El Vaticano se mantuvo firme y en un editorial publicado en L’Observatore excluía la posibilidad de aceptar excepción doctrinal alguna en el uso de anticonceptivos. «La contracepción, en sí misma y por sí misma, es siempre un desorden moral». Y no faltaba la réplica a Haring y los firmantes del Manifiesto de Colonia: «Alimentan dudas y crean confusión con contestaciones públicas de enseñanzas magisteriales constantemente repetidas».

En su libro, el redentorista alemán tildaba a los teólogos vaticanos de «terroristas de la fe» y hacía pública su desconfianza por la relación del Papa con los teólogos moralistas dada «su altísima consideración por la castidad, que puede ser burdamente explotada por moralistas obsesivos y alarmistas incapaces de entender los desastres provocados por el sexto mandamiento».

El Manifiesto de Colonia también tuvo su eco en España al suscribir sus quejas un grupo de 63 teólogos de distintas universidades. Los firmantes arremetían con inusitada dureza contra el Vaticano al asegurar que sus actuaciones «excluyentes, discriminatorias y autoritarias significan un grave riesgo para la tarea de hacer verosímil el mensaje de fraternidad y libertad, sustantivo del Evangelio».

Destituciones

Un año antes, en 1988, una de las decisiones vaticanas que levantó una mayor polvareda entre los teólogos españoles llamados progresistas fue la destitución de los jesuitas José María Castillo y Juan Antonio Estrada como profesores de Teológica en la Universidad de Granada; y la del claretiano Benjamín Forcano, relevado en su cargo de director de la revista Misión Abierta.

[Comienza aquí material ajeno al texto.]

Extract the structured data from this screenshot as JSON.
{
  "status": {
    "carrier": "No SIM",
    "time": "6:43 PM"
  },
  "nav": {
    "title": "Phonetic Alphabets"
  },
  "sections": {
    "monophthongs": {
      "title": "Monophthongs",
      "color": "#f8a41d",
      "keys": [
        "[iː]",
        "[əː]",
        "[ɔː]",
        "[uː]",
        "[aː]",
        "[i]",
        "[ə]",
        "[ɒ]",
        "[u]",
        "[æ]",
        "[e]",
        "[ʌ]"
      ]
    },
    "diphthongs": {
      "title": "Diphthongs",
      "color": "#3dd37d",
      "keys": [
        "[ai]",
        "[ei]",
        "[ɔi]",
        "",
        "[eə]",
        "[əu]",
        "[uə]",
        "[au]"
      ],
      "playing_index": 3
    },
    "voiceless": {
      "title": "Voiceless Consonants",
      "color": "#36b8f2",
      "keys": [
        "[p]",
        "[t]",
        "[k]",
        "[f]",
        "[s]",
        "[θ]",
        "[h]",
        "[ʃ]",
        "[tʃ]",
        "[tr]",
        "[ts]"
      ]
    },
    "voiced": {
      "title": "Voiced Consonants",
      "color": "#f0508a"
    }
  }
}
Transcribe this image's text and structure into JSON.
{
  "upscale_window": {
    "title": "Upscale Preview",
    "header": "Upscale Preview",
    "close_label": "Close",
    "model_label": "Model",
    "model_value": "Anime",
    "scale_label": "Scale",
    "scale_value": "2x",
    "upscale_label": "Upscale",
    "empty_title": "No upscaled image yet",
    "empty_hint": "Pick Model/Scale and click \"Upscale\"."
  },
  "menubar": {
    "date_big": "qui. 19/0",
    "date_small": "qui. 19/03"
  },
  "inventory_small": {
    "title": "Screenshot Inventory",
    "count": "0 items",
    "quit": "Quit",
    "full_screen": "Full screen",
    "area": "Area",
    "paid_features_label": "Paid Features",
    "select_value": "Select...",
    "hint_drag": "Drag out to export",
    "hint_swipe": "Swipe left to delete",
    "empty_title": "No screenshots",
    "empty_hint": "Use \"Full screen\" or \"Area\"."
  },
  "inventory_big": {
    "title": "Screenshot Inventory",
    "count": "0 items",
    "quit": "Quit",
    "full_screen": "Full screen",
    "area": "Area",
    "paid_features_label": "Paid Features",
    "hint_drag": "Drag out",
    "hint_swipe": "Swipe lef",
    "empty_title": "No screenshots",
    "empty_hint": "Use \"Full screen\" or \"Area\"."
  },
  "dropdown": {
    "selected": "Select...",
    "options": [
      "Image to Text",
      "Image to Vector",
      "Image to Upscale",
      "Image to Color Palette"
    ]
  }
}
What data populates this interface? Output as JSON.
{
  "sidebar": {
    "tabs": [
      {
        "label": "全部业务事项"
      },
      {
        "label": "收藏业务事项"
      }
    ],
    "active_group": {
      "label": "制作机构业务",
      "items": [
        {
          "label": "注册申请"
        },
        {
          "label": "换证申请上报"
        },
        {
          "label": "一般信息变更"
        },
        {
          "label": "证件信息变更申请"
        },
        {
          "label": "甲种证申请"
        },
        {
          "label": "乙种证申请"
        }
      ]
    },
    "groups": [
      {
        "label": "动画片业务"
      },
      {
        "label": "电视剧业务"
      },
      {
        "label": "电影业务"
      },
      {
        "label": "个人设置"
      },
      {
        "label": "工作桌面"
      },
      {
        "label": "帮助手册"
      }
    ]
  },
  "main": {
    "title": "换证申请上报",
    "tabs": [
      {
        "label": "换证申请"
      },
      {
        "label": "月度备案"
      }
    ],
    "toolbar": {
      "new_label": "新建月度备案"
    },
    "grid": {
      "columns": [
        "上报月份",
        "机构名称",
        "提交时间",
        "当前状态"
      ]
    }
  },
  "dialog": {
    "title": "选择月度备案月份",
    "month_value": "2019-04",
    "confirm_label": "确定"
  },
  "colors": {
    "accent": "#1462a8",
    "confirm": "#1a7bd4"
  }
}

Castillo respondió a Roma afirmando que no se consideraba un teólogo rebelde aunque reconoció su consonancia ideológica con los postulados de la Teología de la Liberación. El jesuita tachó de «difícilmente comprensible e incluso escandaloso» la manera de ejercer la autoridad y llevar el funcionamiento de la Iglesia aunque se mostró dispuesto a aceptar la decisión de sus superiores «porque soy religioso y como tal debo obediencia a mis superiores». Un grupo de sacerdotes y de cristianos comprometidos -entre los que se encontraban Joaquín Ruiz-Giménez, José Luis Aranguren y el jesuita José María Díez Alegría- salió en defensa de los destituidos mediante la publicación de un manifiesto en el que mostraban su disconformidad.

Por su parte, los obispos españoles siempre han respondido a estas o similares acusaciones de algunos teólogos a Roma con el mismo argumento: Las páginas de los periódicos no son el foro adecuado para ventilar las diferencias teológicas, que deben ser resueltas de puertas para dentro. Es decir, los trapos sucios, a lavarlos en casa. En concreto, en octubre de 1989, el Episcopado dejó bien clara su postura mediante una nota sobre la función del teólogo en la Iglesia. Les pedían no caer en la tentación de convertirse en grupos de presión animándoles a manifestar sus opiniones en los foros teológicos «en lugar de verter sus acusaciones en los periódicos, con lo que sólo consiguen desprestigiar a la Iglesia».

En junio de 1998, el Papa ordenó modificar el Catecismo para exigir a los teólogos un juramento de fidelidad no sólo a los dogmas de la Iglesia sino también a las verdades consideradas como no de fe, tales como la condena del aborto y el rechazo a la ordenación sacerdotal de las mujeres.